- Hoseynabad-e Zeh-e Kalut
- Coordinates: 27°46′17″N 58°38′51″E﻿ / ﻿27.77139°N 58.64750°E
- Country: Iran
- Province: Kerman
- County: Jazmurian
- District: Central
- City: Zeh-e Kalut

Population (2011)
- • Total: 1,109
- Time zone: UTC+3:30 (IRST)

= Hoseynabad-e Zeh-e Kalut =

Neighborhood in Kerman province, Iran

Hoseynabad-e Zeh-e Kalut (حسين ابا دز كلوت) (Note: Also romanized as Hoseynabad-e Zeh Kalut and Ḩoseynābād-e Zeh Kalūt; also known as Ḩoseynābād) is a neighborhood in the city of Zeh-e Kalut in the Central District of Jazmurian County, Kerman province, Iran.

==Demographics==
===Population===
At the time of the 2006 National Census, Hoseynabad-e Zeh-e Kalut's population was 1,213 in 225 households, when it was a village in Jazmurian Rural District of Jazmurian District in Rudbar-e Jonubi County. The following census in 2011 counted 1,109 people in 255 households.

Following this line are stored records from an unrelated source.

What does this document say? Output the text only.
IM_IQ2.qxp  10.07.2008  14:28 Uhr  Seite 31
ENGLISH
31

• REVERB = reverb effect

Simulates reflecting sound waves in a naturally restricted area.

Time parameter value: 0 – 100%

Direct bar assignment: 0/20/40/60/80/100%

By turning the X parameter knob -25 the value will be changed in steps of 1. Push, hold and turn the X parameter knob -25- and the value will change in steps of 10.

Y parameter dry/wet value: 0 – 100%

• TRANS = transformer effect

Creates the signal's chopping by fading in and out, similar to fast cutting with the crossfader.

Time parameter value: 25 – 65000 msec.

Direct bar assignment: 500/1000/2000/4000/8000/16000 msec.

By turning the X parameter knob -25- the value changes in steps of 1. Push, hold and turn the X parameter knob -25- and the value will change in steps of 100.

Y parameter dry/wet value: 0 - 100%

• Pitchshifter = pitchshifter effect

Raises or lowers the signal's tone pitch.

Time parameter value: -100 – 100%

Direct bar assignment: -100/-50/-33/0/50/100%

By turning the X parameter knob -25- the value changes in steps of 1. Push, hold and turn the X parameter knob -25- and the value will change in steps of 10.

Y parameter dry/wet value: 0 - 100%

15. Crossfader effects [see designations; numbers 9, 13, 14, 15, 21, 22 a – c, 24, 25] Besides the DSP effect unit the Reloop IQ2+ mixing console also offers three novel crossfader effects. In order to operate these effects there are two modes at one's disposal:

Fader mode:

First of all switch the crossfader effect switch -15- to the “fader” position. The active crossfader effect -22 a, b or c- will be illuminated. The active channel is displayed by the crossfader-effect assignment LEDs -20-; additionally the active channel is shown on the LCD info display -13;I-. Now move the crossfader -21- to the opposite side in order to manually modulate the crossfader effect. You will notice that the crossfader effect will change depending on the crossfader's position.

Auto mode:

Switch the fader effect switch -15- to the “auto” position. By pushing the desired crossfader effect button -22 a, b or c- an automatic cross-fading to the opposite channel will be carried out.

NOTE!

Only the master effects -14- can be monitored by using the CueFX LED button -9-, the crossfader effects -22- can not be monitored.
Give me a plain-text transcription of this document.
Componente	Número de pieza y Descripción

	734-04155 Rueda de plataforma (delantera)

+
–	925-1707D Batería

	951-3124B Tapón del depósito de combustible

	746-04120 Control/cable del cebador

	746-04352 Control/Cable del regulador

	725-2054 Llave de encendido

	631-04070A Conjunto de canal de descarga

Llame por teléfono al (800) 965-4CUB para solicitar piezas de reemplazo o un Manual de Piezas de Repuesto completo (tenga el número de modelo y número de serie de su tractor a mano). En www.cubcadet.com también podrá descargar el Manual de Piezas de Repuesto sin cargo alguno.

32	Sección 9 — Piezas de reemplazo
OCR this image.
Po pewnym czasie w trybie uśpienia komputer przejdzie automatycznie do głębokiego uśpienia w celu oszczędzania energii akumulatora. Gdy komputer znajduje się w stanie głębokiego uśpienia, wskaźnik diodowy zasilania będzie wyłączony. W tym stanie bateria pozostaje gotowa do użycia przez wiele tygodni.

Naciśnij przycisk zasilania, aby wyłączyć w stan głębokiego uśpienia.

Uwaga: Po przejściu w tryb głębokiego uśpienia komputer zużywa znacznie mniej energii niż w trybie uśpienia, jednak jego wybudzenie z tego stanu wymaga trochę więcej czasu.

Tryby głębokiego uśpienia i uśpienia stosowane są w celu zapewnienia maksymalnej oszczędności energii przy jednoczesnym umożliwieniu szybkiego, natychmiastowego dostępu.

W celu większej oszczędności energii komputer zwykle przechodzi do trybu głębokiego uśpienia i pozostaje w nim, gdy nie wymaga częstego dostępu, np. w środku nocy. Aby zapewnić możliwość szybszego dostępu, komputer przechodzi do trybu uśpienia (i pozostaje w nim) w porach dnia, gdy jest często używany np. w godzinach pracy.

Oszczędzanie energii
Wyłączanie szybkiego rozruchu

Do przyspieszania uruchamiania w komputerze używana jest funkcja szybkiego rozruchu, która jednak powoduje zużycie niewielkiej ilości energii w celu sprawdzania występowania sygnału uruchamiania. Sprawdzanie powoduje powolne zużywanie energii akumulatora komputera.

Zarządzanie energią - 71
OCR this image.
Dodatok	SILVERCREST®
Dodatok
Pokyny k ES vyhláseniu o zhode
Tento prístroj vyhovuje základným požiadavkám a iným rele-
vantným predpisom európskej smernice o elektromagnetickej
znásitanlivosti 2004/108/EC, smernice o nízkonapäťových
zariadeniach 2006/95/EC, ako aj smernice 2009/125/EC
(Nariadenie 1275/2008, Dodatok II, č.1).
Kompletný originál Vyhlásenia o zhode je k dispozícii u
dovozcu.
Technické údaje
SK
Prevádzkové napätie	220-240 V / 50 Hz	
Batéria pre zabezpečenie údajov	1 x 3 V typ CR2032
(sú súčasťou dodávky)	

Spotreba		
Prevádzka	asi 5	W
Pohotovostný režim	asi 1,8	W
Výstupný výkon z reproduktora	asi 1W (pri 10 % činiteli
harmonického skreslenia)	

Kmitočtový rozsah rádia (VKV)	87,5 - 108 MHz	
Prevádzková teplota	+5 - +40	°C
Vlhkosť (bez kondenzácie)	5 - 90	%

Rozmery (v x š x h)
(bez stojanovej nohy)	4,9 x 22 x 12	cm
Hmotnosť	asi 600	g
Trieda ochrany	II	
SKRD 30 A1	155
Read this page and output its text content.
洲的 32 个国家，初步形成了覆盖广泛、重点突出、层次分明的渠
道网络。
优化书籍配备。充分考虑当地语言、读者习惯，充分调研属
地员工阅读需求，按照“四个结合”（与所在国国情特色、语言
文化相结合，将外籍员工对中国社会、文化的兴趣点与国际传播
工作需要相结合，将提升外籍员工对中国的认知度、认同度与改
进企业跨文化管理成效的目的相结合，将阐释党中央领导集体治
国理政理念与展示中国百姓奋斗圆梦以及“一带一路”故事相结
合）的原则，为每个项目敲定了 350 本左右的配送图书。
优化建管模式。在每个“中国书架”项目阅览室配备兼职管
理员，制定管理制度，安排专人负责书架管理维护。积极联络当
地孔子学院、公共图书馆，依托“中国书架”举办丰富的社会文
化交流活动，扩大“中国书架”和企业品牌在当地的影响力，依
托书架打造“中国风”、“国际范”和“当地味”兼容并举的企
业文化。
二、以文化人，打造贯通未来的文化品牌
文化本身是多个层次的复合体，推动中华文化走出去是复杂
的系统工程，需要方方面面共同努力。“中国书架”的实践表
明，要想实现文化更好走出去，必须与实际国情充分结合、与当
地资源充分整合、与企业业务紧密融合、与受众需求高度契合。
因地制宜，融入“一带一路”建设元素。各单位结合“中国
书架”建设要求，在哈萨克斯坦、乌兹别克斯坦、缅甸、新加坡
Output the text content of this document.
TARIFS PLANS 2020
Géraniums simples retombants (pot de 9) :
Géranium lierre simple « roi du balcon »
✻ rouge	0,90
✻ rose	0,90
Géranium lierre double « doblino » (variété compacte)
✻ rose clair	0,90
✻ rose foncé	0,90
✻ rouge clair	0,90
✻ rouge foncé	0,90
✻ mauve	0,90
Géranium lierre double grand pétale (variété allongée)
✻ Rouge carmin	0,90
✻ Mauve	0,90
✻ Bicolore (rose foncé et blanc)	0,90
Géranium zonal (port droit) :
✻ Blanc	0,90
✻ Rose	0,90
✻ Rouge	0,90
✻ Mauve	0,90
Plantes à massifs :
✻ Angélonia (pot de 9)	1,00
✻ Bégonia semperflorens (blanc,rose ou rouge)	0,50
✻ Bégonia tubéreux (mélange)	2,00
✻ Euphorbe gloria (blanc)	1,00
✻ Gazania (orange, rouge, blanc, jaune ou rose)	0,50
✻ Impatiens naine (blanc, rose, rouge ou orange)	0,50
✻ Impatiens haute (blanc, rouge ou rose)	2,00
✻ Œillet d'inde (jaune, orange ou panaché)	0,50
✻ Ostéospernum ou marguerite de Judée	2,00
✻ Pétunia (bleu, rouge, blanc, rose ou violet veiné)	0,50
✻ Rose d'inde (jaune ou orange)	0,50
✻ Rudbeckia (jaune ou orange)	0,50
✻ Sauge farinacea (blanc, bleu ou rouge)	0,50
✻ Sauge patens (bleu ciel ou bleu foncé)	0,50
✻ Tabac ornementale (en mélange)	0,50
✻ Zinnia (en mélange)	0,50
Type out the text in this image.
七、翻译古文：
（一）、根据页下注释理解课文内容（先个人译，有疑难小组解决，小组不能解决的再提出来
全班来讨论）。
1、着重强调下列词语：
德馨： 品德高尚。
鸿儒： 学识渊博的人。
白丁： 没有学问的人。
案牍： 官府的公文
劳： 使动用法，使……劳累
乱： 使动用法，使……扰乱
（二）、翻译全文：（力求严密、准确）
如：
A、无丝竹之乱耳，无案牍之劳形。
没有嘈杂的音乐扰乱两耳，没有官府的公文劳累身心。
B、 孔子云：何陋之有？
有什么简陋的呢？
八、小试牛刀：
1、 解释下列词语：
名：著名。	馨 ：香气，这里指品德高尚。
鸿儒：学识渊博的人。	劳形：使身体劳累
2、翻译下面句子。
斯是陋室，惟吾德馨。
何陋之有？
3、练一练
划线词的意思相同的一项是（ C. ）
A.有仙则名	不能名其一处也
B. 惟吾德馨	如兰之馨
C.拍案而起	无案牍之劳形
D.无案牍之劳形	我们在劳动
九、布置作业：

After the census, the village of Zeh-e Kalut merged with the villages of Cheraghabad-e Zeh-e Kalut, Hasanabad-e Zeh-e Kalut, and Hoseynabad-e Zeh-e Kalut, and was elevated to the status of a city.

In 2023, the district was separated from the county in the establishment of Jazmurian County. The city and the rural district were transferred to the new Central District, with Zeh-e Kalut as the county's capital.